When a University or any institution embarks on rapid, unlimited, competitive growth, the burden of the economic imbalances can severely damage healthy development in its social environment: increased poverty, insufficient housing, environmental pollution, and inability to deal with the unintended consequences.

Civic Participation:
At City Council meetings and hearings, encourage citizen participation by allowing people to testify on matters that concern them, especially by allowing them to speak on communications that have been placed on the agenda. Strengthen the powers of the City Council, acting in accord with the charter.

The most important lesson to learn from the destruction in the Gulf is that all governmental authorities left the inhabitants unprepared to deal with both the threat and the disaster. All government, whether local, regional, state, or federal will be unable to handle situations in which only a portion of the inhabitants have the wherewithal to follow government instructions. If the poor and disabled are instructed as if they own a car and they do not, and have no place to go to, the recipe for disaster is there.

Top down planning does not work. Having a City Manager working and planning under the Homeland Security rules, takes the ability to protect themselves away from our residents, and ignores the fact that FEMA's ability to respond was severely hampered by being placed under that administration. By helping to revive the Riverside Neighborhood Association, becoming a member of the board of the Association of Cambridge Neighborhoods, I have continued to encourage residents of Cambridge to participate actively in the management of their city, and would continue to do so as a City Councillor. "What I know, you will know." is the first principle of sound representative government. It does no good to tell be people to be responsible. In this, like many other things, we have to help each other. Education beginning in kindergarten has an important role to play.

Cambridge Public Schools:
Granted that some schools are trying to make improvements, the Cambridge public school system remains in disarray. Too much attention is given to high school performance, when the real problem and the place where an impact can be made sooner is in the third and earlier grades.

I know the Cambridge Public School System. Civic education is essential. It was American Native Indians who first tried to teach the settlers the importance of taking care of the environment “mother earth”, man can not only take from the earth without returning something to it.

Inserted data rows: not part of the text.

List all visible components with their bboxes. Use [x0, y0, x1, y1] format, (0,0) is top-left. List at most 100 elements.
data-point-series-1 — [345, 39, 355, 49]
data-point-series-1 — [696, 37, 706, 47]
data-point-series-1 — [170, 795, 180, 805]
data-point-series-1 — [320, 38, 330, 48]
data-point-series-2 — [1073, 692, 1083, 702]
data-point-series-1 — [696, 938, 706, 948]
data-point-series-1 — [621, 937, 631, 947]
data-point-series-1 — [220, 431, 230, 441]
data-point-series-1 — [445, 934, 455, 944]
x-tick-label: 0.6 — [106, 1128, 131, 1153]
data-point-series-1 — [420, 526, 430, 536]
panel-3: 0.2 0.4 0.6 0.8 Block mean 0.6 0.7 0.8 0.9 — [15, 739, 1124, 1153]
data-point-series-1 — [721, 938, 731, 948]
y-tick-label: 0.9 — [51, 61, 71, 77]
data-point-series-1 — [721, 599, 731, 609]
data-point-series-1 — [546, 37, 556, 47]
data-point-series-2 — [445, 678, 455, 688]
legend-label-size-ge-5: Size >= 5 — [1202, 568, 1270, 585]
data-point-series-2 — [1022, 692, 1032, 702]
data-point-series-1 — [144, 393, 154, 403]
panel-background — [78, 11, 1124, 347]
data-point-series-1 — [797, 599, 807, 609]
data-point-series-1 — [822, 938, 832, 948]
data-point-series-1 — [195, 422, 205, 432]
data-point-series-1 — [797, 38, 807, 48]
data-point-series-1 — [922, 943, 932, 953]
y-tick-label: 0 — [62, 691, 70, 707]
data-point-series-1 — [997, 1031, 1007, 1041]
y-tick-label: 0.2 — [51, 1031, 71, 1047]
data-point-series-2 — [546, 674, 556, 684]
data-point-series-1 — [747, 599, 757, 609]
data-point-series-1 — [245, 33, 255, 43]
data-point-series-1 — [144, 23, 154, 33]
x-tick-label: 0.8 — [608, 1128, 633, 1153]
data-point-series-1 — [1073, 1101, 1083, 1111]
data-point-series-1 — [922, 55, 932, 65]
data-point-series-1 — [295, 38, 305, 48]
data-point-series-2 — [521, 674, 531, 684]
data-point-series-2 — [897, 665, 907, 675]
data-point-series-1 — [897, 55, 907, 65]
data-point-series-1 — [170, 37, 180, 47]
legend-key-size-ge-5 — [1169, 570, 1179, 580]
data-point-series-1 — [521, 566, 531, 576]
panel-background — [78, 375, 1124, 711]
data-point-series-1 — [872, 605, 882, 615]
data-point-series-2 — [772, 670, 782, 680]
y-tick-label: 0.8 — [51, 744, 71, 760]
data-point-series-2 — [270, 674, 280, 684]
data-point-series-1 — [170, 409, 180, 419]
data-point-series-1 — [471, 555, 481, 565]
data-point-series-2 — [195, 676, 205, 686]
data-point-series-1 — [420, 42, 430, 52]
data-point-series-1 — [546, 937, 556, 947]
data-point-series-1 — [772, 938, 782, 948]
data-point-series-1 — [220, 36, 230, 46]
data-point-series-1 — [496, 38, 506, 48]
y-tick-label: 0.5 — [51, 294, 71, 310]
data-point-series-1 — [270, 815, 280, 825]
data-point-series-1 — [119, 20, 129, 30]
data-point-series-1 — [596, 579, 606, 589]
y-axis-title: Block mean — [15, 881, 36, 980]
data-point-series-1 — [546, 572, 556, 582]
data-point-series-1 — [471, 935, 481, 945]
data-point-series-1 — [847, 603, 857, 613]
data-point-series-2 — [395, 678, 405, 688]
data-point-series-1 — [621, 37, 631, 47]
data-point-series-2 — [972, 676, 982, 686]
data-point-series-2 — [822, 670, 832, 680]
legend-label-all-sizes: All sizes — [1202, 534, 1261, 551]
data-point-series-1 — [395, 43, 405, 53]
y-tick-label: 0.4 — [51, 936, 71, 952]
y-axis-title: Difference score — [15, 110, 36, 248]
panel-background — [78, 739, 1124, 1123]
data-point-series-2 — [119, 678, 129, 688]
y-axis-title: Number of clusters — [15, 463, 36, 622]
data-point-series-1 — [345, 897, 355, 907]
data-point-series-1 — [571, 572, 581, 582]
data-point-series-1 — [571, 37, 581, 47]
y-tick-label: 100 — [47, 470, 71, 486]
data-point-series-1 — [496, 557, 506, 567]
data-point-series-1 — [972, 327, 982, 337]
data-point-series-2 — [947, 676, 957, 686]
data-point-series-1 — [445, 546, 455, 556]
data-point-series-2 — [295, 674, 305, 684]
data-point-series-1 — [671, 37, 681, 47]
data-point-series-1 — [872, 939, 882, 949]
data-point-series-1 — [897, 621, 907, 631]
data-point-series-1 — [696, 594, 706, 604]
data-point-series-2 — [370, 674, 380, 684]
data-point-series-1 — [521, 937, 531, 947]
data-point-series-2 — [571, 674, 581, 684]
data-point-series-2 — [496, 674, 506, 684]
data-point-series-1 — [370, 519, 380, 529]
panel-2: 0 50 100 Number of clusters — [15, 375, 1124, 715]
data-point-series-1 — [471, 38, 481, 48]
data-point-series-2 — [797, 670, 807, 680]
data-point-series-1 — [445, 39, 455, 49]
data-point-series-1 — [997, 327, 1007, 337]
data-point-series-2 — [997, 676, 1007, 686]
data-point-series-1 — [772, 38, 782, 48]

When the rubber first hit the road, our awareness of the environment was already late. But as we go through our daily intercourse with human kind, educating the public about our surroundings becomes more important to each of our existences. Since we are a society of human beings and trying to make each of our days on earth better for one and all, our schools should explain and commence the thought of alternative means. There should be a daily consideration during the early school days of the consequences of human production, waste, and general bad habits. This will make the social balance between the money voluntarily spent for an environment for the world -- as opposed to thinking first of profit margin -- and using what is left for other desires that do not put the environment as a priority.

Twenty-eight years is enough! I do not accept the existing relationship between the city manager and the Council. The public disagrees with the manager on issues of civil rights, policing, traffic management, planning, and appointments, while our elected representatives yield to his entrenched power. The elected Council should conduct a national search and hire a fresh manager. In my vision, the Council listens to the citizens, sets policy, and sees to it that its chief employee acts according to its instructions. This structure gives residents the transparent government they deserve.